Search code examples

php exec() and tesseract goes ''Cannot open input file'

I use Ghostscript to strip images from PDF files into jpg and run Tesseract to save txt content like this:

  • Ghostscript located in c:\engine\gs\
  • Tesseract located in c:\engine\tesseract\
  • web located pdf/jpg/txt dir = file/tmp/


$pathgs = "c:\\engine\\gs\\";
$pathtess = "c:\\engine\\tesseract\\";
$pathfile = "file/tmp/"

// Strip images
$exec = "gs -dNOPAUSE -sDEVICE=jpeg -r300 -sOutputFile=".$pathfile."strip%d.jpg ".$pathfile."upload.pdf -q -c quit";

// OCR
$exec = "tesseract.exe '".$pathfile."strip1.jpg' '".$pathfile."ocr' -l eng";
exec($exec, $msg);
echo file_get_contents($pathfile."ocr.txt");

Stripping the image (its just 1 page) works fine, but Tesseract echoes:

    [0] => Tesseract Open Source OCR Engine v3.01 with Leptonica
    [1] => Cannot open input file: 'file/tmp/strip1.jpg'

and no ocr.txt file is generated, thus leading into a 'failed to open stream' error in PHP.

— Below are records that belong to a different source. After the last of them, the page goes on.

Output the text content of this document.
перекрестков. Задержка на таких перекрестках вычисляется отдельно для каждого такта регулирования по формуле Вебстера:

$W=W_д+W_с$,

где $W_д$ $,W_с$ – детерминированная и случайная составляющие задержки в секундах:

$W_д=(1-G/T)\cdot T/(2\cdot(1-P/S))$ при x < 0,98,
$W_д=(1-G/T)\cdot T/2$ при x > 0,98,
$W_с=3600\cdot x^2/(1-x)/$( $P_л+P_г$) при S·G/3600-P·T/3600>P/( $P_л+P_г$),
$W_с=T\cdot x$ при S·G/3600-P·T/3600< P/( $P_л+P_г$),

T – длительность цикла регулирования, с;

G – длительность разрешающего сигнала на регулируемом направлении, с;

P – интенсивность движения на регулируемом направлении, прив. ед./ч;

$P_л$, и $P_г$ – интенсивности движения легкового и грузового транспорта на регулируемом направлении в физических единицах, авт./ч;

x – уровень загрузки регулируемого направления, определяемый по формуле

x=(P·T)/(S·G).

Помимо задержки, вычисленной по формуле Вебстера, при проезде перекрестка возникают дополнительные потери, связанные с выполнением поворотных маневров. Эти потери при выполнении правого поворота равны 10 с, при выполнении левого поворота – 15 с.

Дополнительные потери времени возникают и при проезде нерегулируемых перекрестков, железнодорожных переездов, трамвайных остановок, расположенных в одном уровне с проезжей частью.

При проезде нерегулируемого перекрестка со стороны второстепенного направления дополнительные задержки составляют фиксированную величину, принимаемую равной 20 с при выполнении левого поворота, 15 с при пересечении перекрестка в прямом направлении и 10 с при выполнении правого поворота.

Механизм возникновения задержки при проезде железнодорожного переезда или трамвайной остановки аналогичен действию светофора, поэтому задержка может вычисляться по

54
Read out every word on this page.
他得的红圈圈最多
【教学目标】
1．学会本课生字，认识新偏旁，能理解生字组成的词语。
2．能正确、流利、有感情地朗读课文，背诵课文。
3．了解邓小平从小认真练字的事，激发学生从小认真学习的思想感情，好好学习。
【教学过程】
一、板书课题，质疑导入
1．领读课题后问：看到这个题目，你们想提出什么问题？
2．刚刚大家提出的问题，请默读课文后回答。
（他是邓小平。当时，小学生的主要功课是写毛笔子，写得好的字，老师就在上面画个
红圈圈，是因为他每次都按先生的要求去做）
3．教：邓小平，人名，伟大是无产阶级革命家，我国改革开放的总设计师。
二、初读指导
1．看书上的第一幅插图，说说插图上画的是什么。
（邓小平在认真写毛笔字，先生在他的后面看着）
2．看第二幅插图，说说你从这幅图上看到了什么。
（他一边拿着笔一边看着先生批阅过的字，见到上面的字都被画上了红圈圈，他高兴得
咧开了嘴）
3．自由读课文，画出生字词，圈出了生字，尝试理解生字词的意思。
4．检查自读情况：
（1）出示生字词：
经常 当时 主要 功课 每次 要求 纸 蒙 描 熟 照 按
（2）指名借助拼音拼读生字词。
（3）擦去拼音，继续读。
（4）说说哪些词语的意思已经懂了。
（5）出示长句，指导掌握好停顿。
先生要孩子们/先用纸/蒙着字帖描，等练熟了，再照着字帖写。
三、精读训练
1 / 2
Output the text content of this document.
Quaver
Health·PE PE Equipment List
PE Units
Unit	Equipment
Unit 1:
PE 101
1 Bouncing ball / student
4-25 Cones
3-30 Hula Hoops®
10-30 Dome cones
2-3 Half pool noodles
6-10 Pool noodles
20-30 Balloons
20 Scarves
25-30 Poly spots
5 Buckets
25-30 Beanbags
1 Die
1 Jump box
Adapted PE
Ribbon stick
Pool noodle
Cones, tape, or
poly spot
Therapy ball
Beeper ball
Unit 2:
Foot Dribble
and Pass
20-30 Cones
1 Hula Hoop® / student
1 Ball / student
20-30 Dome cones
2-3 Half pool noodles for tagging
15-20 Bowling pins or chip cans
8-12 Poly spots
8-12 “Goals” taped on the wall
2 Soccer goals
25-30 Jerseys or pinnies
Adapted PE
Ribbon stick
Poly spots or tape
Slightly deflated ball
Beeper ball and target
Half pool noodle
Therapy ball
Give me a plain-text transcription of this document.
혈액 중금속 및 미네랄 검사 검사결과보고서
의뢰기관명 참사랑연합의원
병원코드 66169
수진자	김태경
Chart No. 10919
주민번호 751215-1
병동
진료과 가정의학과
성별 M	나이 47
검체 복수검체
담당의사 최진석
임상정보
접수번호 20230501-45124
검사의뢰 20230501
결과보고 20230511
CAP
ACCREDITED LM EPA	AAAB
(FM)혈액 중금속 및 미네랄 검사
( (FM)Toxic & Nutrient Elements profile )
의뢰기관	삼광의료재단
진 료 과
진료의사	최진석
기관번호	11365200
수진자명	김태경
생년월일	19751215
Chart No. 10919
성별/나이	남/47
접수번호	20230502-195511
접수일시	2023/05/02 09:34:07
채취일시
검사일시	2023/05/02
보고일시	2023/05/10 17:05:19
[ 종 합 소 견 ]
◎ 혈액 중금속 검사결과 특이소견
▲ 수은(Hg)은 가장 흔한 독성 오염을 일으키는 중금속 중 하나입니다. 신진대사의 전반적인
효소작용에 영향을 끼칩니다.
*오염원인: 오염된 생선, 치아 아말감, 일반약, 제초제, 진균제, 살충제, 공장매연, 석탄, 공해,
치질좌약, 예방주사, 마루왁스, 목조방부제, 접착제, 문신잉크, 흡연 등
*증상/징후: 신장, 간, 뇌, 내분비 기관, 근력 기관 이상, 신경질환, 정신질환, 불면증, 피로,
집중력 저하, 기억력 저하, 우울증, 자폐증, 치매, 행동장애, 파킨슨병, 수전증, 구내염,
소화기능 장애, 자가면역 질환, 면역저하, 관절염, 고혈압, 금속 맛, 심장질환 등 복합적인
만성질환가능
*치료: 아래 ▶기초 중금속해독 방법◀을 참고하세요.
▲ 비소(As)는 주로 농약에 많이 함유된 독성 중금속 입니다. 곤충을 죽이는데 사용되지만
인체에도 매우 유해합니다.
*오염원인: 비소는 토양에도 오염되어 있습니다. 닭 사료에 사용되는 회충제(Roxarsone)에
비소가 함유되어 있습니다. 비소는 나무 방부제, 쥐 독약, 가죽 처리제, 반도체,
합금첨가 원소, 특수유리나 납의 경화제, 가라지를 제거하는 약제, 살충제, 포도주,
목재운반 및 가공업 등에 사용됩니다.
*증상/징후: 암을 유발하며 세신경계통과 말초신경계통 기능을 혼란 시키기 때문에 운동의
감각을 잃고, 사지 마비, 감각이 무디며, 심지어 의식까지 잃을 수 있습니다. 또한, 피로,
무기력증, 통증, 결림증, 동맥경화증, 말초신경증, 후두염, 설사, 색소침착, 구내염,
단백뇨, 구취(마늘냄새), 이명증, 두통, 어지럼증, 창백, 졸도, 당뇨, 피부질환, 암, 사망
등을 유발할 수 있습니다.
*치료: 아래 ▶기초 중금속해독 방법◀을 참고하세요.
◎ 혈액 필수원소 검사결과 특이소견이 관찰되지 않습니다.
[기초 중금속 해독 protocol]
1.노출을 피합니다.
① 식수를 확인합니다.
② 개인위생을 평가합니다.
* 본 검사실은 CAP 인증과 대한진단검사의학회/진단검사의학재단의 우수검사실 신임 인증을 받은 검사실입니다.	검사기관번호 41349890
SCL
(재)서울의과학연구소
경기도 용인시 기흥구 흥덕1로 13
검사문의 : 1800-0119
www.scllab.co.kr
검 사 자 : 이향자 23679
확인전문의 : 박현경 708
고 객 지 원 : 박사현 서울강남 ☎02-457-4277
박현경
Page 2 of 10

  • Copying strip1.jpg into c:/engine/tesseract/ folder and running Tesseract from command (tesseract strip1.jpg ocr.txt -l eng) runs without any issue.
  • Replacing the putenv() quote by exec(c:/engine/tesseract/tesseract ... ) returns the a.m. error
  • I kept strip1.jpg in the Tesseract folder and ran exec(tesseract 'c:/engine/tesseract/strip1.jpg' ... ) returns the a.m. error
  • Leaving away the apostrophs around path/strip1.jpg returns an empty array as message and does not create the ocr.txt file.
  • writing the command directly into the exec() quote instead of using $exec doesn't make the change.

What am I doing wrong?


  • Perhaps the missing environment variables in PHP is the problem here. Have a look at my question here to see if setting HOME or PATH sorts this out?